Toyota, the biggest carmaker in the world by unit sales, partnered with its Hawaiian distributor Servco to test a car-sharing technology. Servco plans to launch a Honolulu-based car-share business by the end of 2017, according to a statement.
The car-sharing mobile application includes a Smart Key Box (SKB) that lets users lock and unlock vehicles with a smartphone. The carmaker developed the technology, which is managed by its Toyota Connected North America strategy group.
The Honolulu test follows Toyota’s pilot program with startup Getaround to test a car-sharing service in San Francisco. The carmaker plans to work with more dealers and distributors to refine its technology for particular regions.
Toyota is among the carmakers that recognize people’s driving habits are changing even after a year of record-breaking vehicle sales in the U.S. The worry is that those sales records were juiced with a litany of incentives, including very favorable car loans to people with subprime credit ratings. Deliquency rates, or nonpayment of 90 days or more, on car loans rose to 3.92% in Q2 2017 from 3.46% a year earlier, according to a survey from the New York Fed.
Car culture is waning in America with younger generations like millennials showing less interest in car ownership and driving. The share of young people, ages 16 to 24, with a driver’s license dropped from 76% in 2000 to 71% in 2013, according to consulting firm McKinsey. The U.S. Census Bureau found that 9.1% of households didn’t have a car in 2015, compared with 8.9% in 2010, a difference that represents about 500,000 households.
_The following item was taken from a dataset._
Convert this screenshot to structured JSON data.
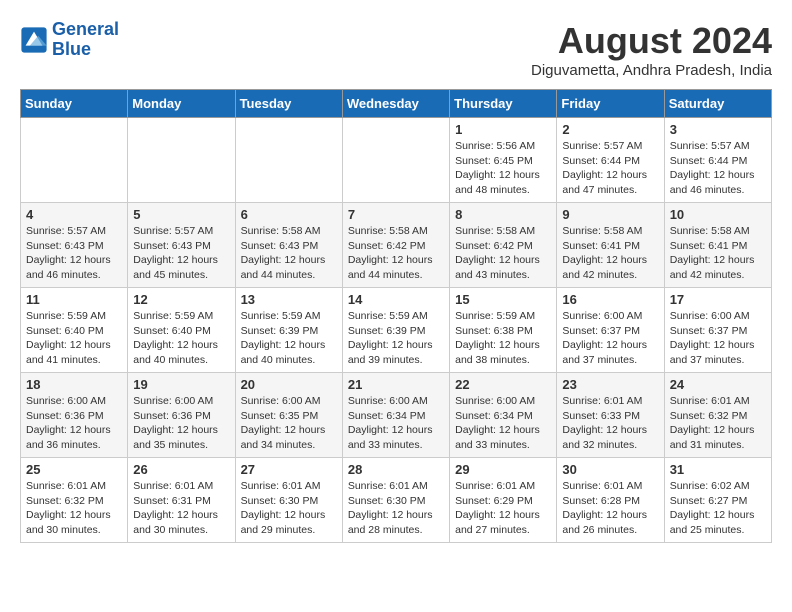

Meanwhile, General Motors has a car-sharing service for gig-economy workers called Maven Gig that started this week in Los Angeles. Ford is rolling out its Chariot van-sharing service this month in New York with plans to have 60 vehicles operating by the fall.
Toyota last year invested in ride-hailing pioneer Uber, and in startup Getaround, whose mobile application lets people search for a nearby vehicle to rent. Getaround has about 500,000 users and is available in 13 U.S. cities, according to its website. As Toyota’s latest test in Hawaii shows, the company is taking steps to embrace the changing car market.